HAKİKAT YOLUNDA BEŞ MEŞALE: İMAN, İHLAS VE BEKA ARAYIŞI


İnsanoğlu, yaratılışının gayesi olan “marifetullah” (Allah’ı bilmek) yolculuğunda, yolunu aydınlatacak meşalelere muhtaçtır. Risale-i Nur Külliyatı, Kur’an-ı Kerim’in cihan şümul mesajını asrın idrakine sunan manevi bir tefsir olarak, bu yolda bizlere rehberlik etmektedir. Paylaşılan beş levha, insanın enesinden sıyrılıp Rabbine yönelişinin, tabiatının zaaflarını aşıp fazilete ulaşmasının reçeteleridir.
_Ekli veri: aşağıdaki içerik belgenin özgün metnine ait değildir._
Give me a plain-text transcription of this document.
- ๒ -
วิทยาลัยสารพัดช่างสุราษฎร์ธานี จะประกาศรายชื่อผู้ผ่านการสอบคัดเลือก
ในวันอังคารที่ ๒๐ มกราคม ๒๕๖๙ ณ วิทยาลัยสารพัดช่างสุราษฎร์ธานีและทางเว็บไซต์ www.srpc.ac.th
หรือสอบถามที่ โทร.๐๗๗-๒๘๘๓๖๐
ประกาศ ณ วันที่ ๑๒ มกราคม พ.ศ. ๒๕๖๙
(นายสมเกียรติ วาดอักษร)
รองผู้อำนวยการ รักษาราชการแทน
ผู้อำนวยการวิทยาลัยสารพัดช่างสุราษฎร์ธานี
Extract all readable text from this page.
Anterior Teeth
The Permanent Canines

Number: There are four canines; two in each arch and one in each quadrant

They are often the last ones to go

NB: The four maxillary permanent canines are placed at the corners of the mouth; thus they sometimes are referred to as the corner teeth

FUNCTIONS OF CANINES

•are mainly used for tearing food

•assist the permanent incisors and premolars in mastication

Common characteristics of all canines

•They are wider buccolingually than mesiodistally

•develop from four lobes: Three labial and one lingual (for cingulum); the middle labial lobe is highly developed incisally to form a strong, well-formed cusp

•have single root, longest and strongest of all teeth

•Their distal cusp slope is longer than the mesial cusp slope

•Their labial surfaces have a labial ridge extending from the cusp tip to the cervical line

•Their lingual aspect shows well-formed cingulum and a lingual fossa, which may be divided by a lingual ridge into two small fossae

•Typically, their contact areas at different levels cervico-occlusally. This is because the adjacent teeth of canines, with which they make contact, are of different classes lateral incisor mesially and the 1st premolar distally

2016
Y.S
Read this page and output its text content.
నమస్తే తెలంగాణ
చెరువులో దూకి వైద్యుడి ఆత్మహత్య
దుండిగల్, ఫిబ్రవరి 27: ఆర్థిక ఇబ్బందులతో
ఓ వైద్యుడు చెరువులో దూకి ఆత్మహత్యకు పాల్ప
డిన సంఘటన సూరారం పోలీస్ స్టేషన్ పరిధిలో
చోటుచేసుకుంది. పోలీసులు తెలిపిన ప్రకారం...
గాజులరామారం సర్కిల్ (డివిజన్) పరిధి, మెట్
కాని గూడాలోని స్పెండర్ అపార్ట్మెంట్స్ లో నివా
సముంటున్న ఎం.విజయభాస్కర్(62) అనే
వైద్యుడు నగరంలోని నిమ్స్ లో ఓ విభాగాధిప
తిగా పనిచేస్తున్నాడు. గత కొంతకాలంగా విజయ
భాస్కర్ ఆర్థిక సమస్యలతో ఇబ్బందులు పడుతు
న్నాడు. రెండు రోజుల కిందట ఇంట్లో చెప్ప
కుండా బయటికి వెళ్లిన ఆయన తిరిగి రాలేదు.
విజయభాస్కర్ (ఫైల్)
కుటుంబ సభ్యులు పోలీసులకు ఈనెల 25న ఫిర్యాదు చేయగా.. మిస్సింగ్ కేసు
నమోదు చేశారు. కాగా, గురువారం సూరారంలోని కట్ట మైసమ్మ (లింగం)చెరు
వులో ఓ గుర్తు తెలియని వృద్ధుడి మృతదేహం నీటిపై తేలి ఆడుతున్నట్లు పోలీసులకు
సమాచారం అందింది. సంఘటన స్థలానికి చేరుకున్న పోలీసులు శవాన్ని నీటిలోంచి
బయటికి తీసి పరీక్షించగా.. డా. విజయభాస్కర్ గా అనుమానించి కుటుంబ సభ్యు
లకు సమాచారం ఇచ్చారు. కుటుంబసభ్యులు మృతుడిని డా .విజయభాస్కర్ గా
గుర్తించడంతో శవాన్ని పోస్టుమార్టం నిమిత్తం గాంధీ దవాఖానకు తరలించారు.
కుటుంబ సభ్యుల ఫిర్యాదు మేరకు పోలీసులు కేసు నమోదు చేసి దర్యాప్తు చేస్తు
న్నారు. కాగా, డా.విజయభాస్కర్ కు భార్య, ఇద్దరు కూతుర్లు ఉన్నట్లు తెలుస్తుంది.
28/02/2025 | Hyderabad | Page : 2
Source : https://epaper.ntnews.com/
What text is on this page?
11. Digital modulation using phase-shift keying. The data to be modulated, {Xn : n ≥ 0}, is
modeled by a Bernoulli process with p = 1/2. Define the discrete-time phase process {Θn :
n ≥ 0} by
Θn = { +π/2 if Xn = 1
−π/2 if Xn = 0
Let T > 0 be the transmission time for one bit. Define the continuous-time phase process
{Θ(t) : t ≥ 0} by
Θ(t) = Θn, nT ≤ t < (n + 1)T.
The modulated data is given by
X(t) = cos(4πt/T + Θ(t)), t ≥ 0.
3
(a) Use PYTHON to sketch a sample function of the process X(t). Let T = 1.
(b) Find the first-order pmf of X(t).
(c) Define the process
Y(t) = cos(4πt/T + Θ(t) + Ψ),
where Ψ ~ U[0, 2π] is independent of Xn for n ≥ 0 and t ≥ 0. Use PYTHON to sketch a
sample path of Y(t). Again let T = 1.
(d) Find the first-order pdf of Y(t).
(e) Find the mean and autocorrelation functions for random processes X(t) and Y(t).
1. Levha: İlmin İki Yüzü ve Ruhun Gıdası
> Metin: “İlim iki kısımdır: Bir nevi ilim var ki, bir defa bilinse ve bir-iki defa düşünülse kâfi gelir. Diğer bir kısmı, ekmek gibi, su gibi her vakit insan onu düşünmeye muhtaç olur. Bir defa anladım, yeter diyemez. İşte ulûm-u imaniye bu kısımdandır.” > Kaynak: Risale-i Nur – Barla Lahikası (Mektup 260/214) –
>
İzah ve Araştırma:
İnsan zihni malumata açtır, ancak her bilgi ruhun gıdası değildir. Bediüzzaman burada ilmi tasnif ederken, modern pedagojinin çok ötesinde bir nazar ortaya koyar. Bazı ilimler teknik veya ansiklopediktir; bir kez öğrenildiğinde zihnin arşivinde durur ve ihtiyaç anında çağrılır. Bu, “ilacın” faaliyeti gibidir; hastalık anında lazımdır, sürekli alınmaz.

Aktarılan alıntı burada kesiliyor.